Hi,
I created a Python script using pyPDF that automatically merges all the PDFs in a folder and puts them into an output folder and rename them automatically as per the folder's name.
What I want to do now is for the script to search for sub-directories, process all the PDF files in them and create an output in the sub-directory and give it the same name as the sub=dir.
I have been trying to use the os.path.walk() function but I can't get the hang of it or understand it.
This is my current code:
#----------------------------------------------------------------------------------------------
# Name: pdfMerger
# Purpose: Automatic merging of all PDF files in a directory and its sub-directories and
# rename them according to the folder itself. Requires the pyPDF Module
#
# Current: Processes all the PDF files in the current directory
# To-Do: Process the sub-directories.
#
# Version: 1.0
# Author: Brian Livori
#
# Created: 03/08/2011
# Copyright: (c) Brian Livori 2011
# Licence: Open-Source
#---------------------------------------------------------------------------------------------
#!/usr/bin/env python
import os
import glob
import sys
from pyPdf import PdfFileReader, PdfFileWriter
output = PdfFileWriter()
path = str(os.getcwd())
x = 0
for infile in glob.glob( os.path.join(path, '*.pdf') ):
for (path, dirs, files) in os.walk(path, topdown=True):
for files in dirs:
i = 0
print "Merging " + infile
pdf = PdfFileReader(file( infile, "rb"))
x = pdf.getNumPages()
while (i != x):
output.addPage(pdf.getPage(i))
print "Merging page: " + str(i+1) + "/" + str(x)
i += 1
output_dir = "\Output\\"
ext = ".pdf"
dir = os.path.basename(path)
outputpath = str(os.getcwd()) + output_dir
final_output = outputpath
if os.path.exists(final_output) != True:
os.mkdir(final_output)
outputStream = file(final_output + dir + ext, "wb")

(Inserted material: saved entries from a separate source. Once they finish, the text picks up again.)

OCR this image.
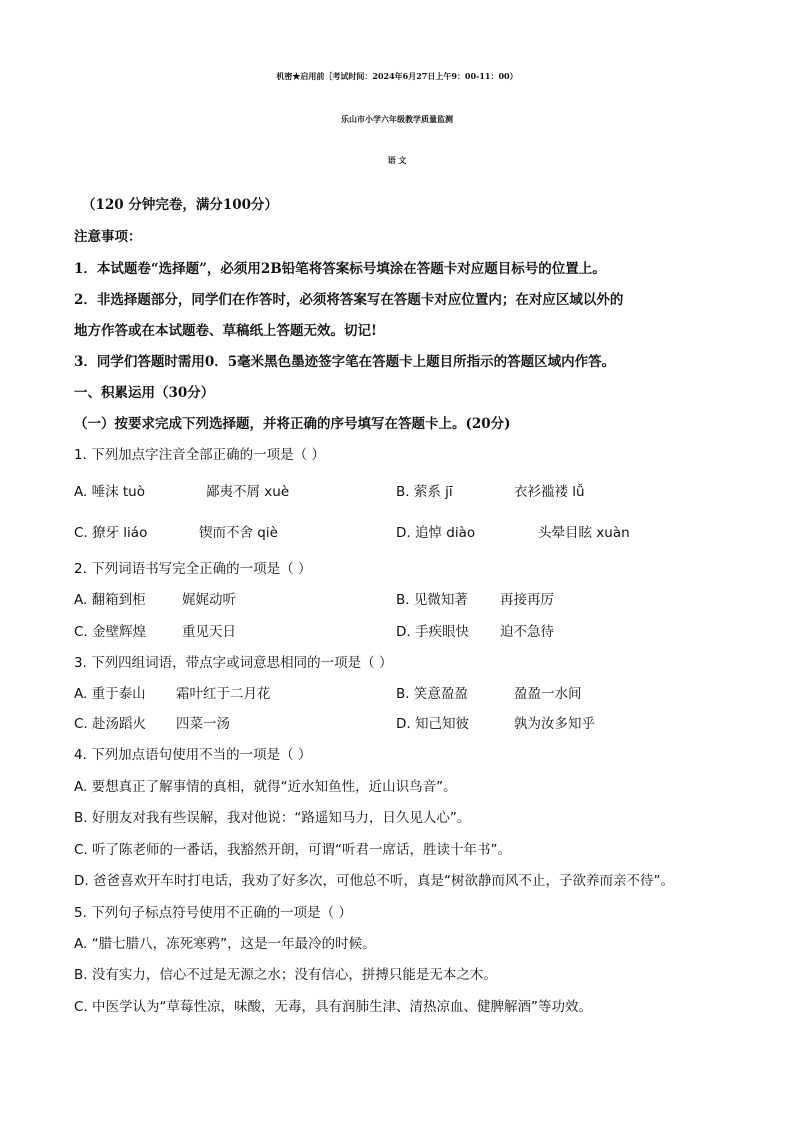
机密★启用前［考试时间：2024年6月27日上午9：00-11：00）
乐山市小学六年级教学质量监测
语 文
（120 分钟完卷，满分100分）
注意事项：
1．本试题卷“选择题”，必须用2B铅笔将答案标号填涂在答题卡对应题目标号的位置上。
2．非选择题部分，同学们在作答时，必须将答案写在答题卡对应位置内；在对应区域以外的
地方作答或在本试题卷、草稿纸上答题无效。切记!
3．同学们答题时需用0．5毫米黑色墨迹签字笔在答题卡上题目所指示的答题区域内作答。
一、积累运用（30分）
（一）按要求完成下列选择题，并将正确的序号填写在答题卡上。(20分)
1. 下列加点字注音全部正确的一项是（ ）
A. 唾沫 tuò	鄙夷不屑 xuè	B. 萦系 jī	衣衫褴褛 lǚ
C. 獠牙 liáo	锲而不舍 qiè	D. 追悼 diào	头晕目眩 xuàn
2. 下列词语书写完全正确的一项是（ ）
A. 翻箱到柜	娓娓动听	B. 见微知著 再接再厉
C. 金壁辉煌	重见天日	D. 手疾眼快 迫不急待
3. 下列四组词语，带点字或词意思相同的一项是（ ）
A. 重于泰山 霜叶红于二月花	B. 笑意盈盈	盈盈一水间
C. 赴汤蹈火 四菜一汤	D. 知己知彼	孰为汝多知乎
4. 下列加点语句使用不当的一项是（ ）
A. 要想真正了解事情的真相，就得“近水知鱼性，近山识鸟音”。
B. 好朋友对我有些误解，我对他说：“路遥知马力，日久见人心”。
C. 听了陈老师的一番话，我豁然开朗，可谓“听君一席话，胜读十年书”。
D. 爸爸喜欢开车时打电话，我劝了好多次，可他总不听，真是“树欲静而风不止，子欲养而亲不待”。
5. 下列句子标点符号使用不正确的一项是（ ）
A. “腊七腊八，冻死寒鸦”，这是一年最冷的时候。
B. 没有实力，信心不过是无源之水；没有信心，拼搏只能是无本之木。
C. 中医学认为“草莓性凉，味酸，无毒，具有润肺生津、清热凉血、健脾解酒”等功效。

output.write(outputStream)
outputStream.close()
else:
outputStream = file(final_output + dir + ext, "wb")
output.write(outputStream)
outputStream.close() I do not understand this globbing before you are even inside walk loop.
Maybe you could check out my code for finding files of given list of extensions, those containing one of the list of texts:
http://www.daniweb.com/software-development/python/code/316585
There I am using the option of running function for all files instead of explicit looping.
What I want to do is get files in a folder and it's sub-directories and merge all the files in a folder (seperately - according to the folder they are in).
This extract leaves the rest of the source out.